Friday, August 16, 2013

On writing about bad books

Should I write about books that I haven’t liked? The question came up today when I read a post by Cory Doctorow. He says that he wont. According to him, there are too many bad books to bother with and that a list of bad books is less useful than the opposite. He quotes Michael Swanwick who states that it’s useless to publically humiliate bad books, because they’re either overlooked already or well-loved despite being lousy.

So far, I’ve only mentioned books that I’ve liked on this blog – and yes, I did like Anna Karenina too, even though I was disappointed with how it ended. Would the blog be more truthful if I brought up books I’ve disliked too? After all, it is titled ‘All the books that I’ve ever read’. 

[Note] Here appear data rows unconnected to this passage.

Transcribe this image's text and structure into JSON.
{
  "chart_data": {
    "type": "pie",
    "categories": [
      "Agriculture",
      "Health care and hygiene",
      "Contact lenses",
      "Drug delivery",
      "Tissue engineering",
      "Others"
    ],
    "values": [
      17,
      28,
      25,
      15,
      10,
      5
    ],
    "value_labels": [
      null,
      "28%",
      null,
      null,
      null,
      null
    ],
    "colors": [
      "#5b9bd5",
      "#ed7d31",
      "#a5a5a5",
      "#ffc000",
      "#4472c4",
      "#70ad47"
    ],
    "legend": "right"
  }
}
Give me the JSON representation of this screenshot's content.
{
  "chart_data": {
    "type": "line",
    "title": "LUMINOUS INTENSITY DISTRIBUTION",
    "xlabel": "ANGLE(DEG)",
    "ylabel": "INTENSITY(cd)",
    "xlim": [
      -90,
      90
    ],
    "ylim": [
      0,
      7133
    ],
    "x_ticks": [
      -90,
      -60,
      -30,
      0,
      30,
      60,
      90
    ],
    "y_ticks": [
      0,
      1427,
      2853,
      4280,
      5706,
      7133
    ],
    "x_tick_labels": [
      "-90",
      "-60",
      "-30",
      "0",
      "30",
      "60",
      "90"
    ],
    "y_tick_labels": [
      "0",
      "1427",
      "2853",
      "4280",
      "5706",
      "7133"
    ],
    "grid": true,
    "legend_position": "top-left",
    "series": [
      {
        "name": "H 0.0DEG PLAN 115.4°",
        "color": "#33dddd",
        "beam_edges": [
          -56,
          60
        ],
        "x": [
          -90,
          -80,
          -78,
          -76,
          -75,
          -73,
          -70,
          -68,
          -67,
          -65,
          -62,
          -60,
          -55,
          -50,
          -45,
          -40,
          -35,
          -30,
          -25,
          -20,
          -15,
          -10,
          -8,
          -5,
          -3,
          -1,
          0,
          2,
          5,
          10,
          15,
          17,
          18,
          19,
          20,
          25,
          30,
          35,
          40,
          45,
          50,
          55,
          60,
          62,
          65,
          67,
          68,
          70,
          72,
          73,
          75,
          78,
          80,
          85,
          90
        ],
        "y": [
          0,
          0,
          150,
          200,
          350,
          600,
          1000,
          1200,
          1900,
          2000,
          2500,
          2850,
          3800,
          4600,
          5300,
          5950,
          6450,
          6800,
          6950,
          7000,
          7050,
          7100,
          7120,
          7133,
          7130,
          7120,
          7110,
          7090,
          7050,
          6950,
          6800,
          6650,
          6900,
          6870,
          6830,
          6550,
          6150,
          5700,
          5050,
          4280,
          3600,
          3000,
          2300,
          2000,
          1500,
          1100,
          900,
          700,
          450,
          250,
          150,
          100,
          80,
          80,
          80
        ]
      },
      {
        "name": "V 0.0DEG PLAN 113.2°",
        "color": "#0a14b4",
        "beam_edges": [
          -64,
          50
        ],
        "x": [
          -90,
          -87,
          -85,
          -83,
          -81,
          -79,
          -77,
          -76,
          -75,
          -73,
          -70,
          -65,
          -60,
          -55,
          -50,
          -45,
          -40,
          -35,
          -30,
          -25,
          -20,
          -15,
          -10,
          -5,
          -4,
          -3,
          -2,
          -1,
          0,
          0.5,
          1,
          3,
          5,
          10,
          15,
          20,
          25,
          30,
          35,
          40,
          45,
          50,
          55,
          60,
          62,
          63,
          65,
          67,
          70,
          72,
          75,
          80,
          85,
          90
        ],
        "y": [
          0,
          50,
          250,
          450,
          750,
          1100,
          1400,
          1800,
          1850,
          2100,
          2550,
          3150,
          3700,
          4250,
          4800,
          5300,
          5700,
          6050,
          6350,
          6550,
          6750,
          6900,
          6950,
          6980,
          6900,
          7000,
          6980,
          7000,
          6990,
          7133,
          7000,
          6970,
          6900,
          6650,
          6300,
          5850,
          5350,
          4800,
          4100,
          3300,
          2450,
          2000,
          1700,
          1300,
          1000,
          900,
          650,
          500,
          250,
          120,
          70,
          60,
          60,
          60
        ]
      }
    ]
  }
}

What, then, would I consider a bad book? I’ve read books that I’ve found too boring to finish. They haven’t all been mass market copies of genre bestsellers either. I’ve tried and failed to read classics that I’ve picked up solely because I thought I ought to read them. I’ve already confessed on my other blog never having read The Lord of the Rings so that’s safe to mention. It doesn’t mean theyre bad books; theyre simply books that don’t appeal to me.

I’ve read some poorly written books. Since I write urban fantasy and paranormal romances, I naturally read them a lot too. It seems inevitable that such a popular genre produces quite a few weak books. A copy of a copy of a genre favourite is seldom worth mentioning. They fail to engage me in any level and so I write them off as a waste of my time and forget all about them. I doubt I’d be able to write a coherent sentence about any of them if I had to.

I’ve read books that I haven’t liked, because they haven’t behaved as I would have wanted them to. Usually, this has to do with the brilliance of the author, however, so they’re the opposite of bad books. Once I’ve recovered from the upset they have caused, I tend to remember them fondly. Little Women by Louisa M. Alcott is a good example of such a book. Why couldn’t Jo marry Laurie but the boring professor instead? It took a few re-reads before I came to understand the choices the characters made.

It’s very difficult to find a book that I would have actively disliked yet finished. When I first read Pollyanna by Eleanor H. Porter when I was a little girl, I hated the main character. I found her really annoying. However, a re-read a couple of years later proved to be a different experience and I liked her and the book very much.

When I have disliked a book that I’ve actually finished, it’s because I’ve been disappointed by it. It hasn’t lived up to its promise or the ending has been a let-down; books that carry me through the ups and downs and then drop me. I once read a long fantasy series that failed right at the end so badly that I swore never to read anything by the same author again – and I haven’t. Another example is a cleverly written debut novel that got lost in its ingeniousness, leaving a bad taste in my mouth. I came very close to writing a one star review of that one, simply for disappointing me. When the second novel by the same author came out, I didn’t read it.

A good critical review of a bad book has its merits. The author can learn about it, if nothing else. Personally, I’m a lazy reviewer and have only ever reviewed books that I liked. Writing a good review of a bad book is difficult. And if the only purpose of the review is to malign the book, it’s pretty much useless. So I believe I’ll concentrate on books that I’ve liked, even if I’m critical of them. Luckily, there is plenty to choose from. I’ve read many books and liked most of them. I can keep this blog going on for a while.